- The U.S. shale patch bears some of the highest production costs in the world, requiring a breakeven price of between $50 and $55 per barrel.
- Now, with Saudi Arabia and Russia’s planned production increases to battle for market share exacerbating the price crash brought on by the coronavirus pandemic, the sector faces what may well be a bloodbath.
- “U.S. shale is now economically unviable,” Chris Midgley, global head of analytics at S&P Global Platts, told CNBC.
Wednesday's Chapter 11 bankruptcy filing for Colorado-based Whiting Petroleum is a grim omen of things to come, experts say, as oil prices face historic collapse amid the coronavirus crisis and the Saudi-Russia oil price war.
The company is the first U.S. shale producer to go under since the start of the year, when oil prices began to fall.
"I don't want to be a doomsayer, but I think Whiting is just simply the first domino that's going to fall," John Driscoll, chief strategist at JTD Energy Services, told CNBC's Capital Connection on Thursday. "It's a fairly substantial company, but the smaller producers, if they don't have the hedging in place, it's going to be a tough route — Chapter 11 might be the only way to go."
The shale industry, responsible for America's vault to become the world's largest oil producer in 2018, already faced problems generating cash and holding investor support. In 2019, 42 oil companies with more than $25 billion in cumulative debt filed for U.S. bankruptcy protection, according to restructuring law firm Haynes & Boone.
The U.S. shale patch also bears some of the highest production costs in the world, requiring a breakeven price of between $50 and $55 per barrel.
Now, with Saudi Arabia and Russia's planned production increases to battle for market share exacerbating the price crash brought on by the coronavirus pandemic, the sector faces what may well be a bloodbath: U.S. benchmark West Texas Intermediate is now trading at around $22 per barrel, down more than 60% year-to-date, and forecasters expect it to fall further.
"U.S. shale is now economically unviable," Chris Midgley, global head of analytics at S&P Global Platts, told CNBC. "Some areas will come back as prices return. First hit will be the more capital intensive crudes."
Just 16 U.S. shale firms operate fields where production costs are less than $35 a barrel, according to research firm Rystad Energy.
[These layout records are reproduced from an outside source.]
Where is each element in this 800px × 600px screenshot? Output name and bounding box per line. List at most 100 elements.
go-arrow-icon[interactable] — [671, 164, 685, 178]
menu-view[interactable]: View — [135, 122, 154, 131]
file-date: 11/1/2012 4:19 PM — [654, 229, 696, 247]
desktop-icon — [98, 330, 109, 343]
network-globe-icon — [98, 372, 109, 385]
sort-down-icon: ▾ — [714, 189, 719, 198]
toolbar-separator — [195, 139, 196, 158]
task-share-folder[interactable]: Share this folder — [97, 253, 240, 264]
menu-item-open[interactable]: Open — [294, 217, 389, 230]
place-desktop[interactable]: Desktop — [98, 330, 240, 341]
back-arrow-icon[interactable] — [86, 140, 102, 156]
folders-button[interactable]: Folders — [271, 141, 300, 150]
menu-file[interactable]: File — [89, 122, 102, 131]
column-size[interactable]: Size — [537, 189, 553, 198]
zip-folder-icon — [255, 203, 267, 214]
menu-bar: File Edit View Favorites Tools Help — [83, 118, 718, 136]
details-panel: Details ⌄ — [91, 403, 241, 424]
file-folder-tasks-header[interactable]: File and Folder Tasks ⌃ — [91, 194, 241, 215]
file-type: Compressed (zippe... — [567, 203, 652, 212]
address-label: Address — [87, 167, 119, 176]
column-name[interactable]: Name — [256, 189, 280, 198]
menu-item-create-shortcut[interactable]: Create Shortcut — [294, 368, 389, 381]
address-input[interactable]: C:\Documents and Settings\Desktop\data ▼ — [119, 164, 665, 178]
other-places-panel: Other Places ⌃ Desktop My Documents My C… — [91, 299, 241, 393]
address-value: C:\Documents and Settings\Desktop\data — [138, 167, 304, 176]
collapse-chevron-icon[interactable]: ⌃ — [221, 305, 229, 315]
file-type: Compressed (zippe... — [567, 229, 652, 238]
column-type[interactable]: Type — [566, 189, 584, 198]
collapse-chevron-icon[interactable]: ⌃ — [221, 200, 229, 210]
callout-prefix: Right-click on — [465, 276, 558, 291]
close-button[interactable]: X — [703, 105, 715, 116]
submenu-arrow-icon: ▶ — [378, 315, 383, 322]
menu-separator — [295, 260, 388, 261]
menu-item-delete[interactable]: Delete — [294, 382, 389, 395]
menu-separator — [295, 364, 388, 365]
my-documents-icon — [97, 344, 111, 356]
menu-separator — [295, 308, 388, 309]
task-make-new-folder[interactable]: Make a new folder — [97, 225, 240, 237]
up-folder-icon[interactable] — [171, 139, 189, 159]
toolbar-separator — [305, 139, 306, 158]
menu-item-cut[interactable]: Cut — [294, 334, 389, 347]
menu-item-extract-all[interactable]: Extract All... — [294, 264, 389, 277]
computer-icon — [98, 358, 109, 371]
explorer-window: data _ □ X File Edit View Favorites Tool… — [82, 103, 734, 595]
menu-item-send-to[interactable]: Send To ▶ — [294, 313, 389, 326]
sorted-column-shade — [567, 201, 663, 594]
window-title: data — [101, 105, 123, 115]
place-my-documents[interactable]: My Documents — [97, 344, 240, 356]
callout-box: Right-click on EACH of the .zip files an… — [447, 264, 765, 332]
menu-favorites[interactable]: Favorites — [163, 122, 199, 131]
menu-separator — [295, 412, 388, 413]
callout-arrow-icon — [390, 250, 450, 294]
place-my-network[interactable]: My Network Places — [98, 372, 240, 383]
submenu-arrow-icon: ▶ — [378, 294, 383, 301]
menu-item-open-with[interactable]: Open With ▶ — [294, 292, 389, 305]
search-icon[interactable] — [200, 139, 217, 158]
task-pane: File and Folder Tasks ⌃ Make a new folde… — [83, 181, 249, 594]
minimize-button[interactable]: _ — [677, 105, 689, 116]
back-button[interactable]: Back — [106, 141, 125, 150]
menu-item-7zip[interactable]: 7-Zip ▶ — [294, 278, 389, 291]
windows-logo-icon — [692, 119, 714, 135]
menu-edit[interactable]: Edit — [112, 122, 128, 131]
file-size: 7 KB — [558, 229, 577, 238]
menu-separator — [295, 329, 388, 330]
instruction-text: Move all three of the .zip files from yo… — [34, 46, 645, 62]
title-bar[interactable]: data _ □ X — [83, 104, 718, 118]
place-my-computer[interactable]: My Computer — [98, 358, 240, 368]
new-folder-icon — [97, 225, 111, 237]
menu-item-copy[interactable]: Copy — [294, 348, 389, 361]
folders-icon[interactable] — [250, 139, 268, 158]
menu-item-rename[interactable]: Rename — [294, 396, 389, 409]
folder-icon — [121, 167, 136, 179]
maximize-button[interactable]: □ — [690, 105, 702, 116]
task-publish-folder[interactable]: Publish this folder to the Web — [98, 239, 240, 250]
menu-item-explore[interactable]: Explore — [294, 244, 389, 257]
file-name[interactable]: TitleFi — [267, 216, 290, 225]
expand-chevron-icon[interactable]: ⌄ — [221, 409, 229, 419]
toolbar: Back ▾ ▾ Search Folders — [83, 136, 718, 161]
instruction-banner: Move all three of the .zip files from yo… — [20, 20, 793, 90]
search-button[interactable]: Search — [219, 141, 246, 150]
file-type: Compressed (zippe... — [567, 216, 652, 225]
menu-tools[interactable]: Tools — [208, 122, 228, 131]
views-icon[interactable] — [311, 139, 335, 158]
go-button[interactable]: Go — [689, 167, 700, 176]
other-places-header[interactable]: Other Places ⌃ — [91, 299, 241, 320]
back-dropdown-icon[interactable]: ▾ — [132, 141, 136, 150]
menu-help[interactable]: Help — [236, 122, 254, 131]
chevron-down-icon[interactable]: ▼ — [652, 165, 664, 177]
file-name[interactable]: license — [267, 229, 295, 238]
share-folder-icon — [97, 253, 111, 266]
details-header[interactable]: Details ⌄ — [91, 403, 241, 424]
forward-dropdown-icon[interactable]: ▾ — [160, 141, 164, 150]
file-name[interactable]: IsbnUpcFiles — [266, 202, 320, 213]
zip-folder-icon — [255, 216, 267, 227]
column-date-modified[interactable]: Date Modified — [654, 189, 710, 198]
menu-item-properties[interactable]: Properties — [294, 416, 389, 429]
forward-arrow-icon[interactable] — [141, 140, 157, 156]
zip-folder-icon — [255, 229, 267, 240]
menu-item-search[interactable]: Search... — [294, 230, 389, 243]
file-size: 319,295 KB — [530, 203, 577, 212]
Producers have scrambled to close rigs, lay off staff and cut capital spending. Oil major Chevron is cutting its 2020 capex budget by 20% and is halving its spending in Texas's Permian Basin.
"I do suspect there's a wall of these issues about to hit the market," said Daniel Hynes, senior commodity strategist at ANZ. "And clearly banks are going to be running the ruler over a lot of these clients now and looking at credit limits and the like. So I do think (Whiting) is the tip of the iceberg."
This isn't the first time shale has fallen victim to a Saudi-led price war. In 2014, when the kingdom and its OPEC allies refused to cut output amid falling prices in order to undermine shale and expand market share, more than 100 small independent shale companies in the U.S. were forced into receivership.
But the scale of today's market shock — a global economy on lockdown amid a pandemic, prompting an estimated oil demand drop of as many as 20 million barrels a day in April and a projected 20% demand contraction this year — is unprecedented.
"There are guys here that have done this for 20, 30 years — no one's ever seen this. They could never have imagined this," a Houston-based commodities trader, who asked to remain anonymous due to the sensitive nature of the situation, told CNBC. "You couple a global pandemic with Saudi Arabia and Russia walking away from the OPEC+ table... you can't make this stuff up. It's crazy."
A deal between OPEC and non-members led by Russia — known as OPEC+ — to cut oil production in order to stabilize prices collapsed in early March when Moscow refused to agree to Riyadh's terms. This set off the dramatic U-turn in Saudi oil policy and an "each man for himself" race to pump more crude to more customers.
Demand for oil is currently so low that refiners reduced their utilization rates — the refining activity compared to the refinery's capacity — by 5% to 82.3% last week, according to PVM Oil Associates, a level of inactivity not seen since 2017.
"Crude oil inventories grew by a massive 13.8 million barrels," Stephen Brennock of PVM wrote in a note this week. "The U.S. has not consumed so little gasoline for 26 years."
Yet U.S. producers continue to pump at near-record highs, cranking out 13 million barrels per day last week, according to the Energy Information Agency. They're now running up against fast-disappearing storage space and prompting calls in Texas for state regulatory action to curtail production, something that hasn't been done in 50 years.
"Production shut-ins and another brutal wave of spending cuts are all but guaranteed," said Brennock, amid the expectation that the U.S. will lose its top-producer spot to Saudi Arabia and possibly Russia this year. "This sharp pullback in U.S. upstream spending could see total oil production fall by 1 million bpd before the current year is out."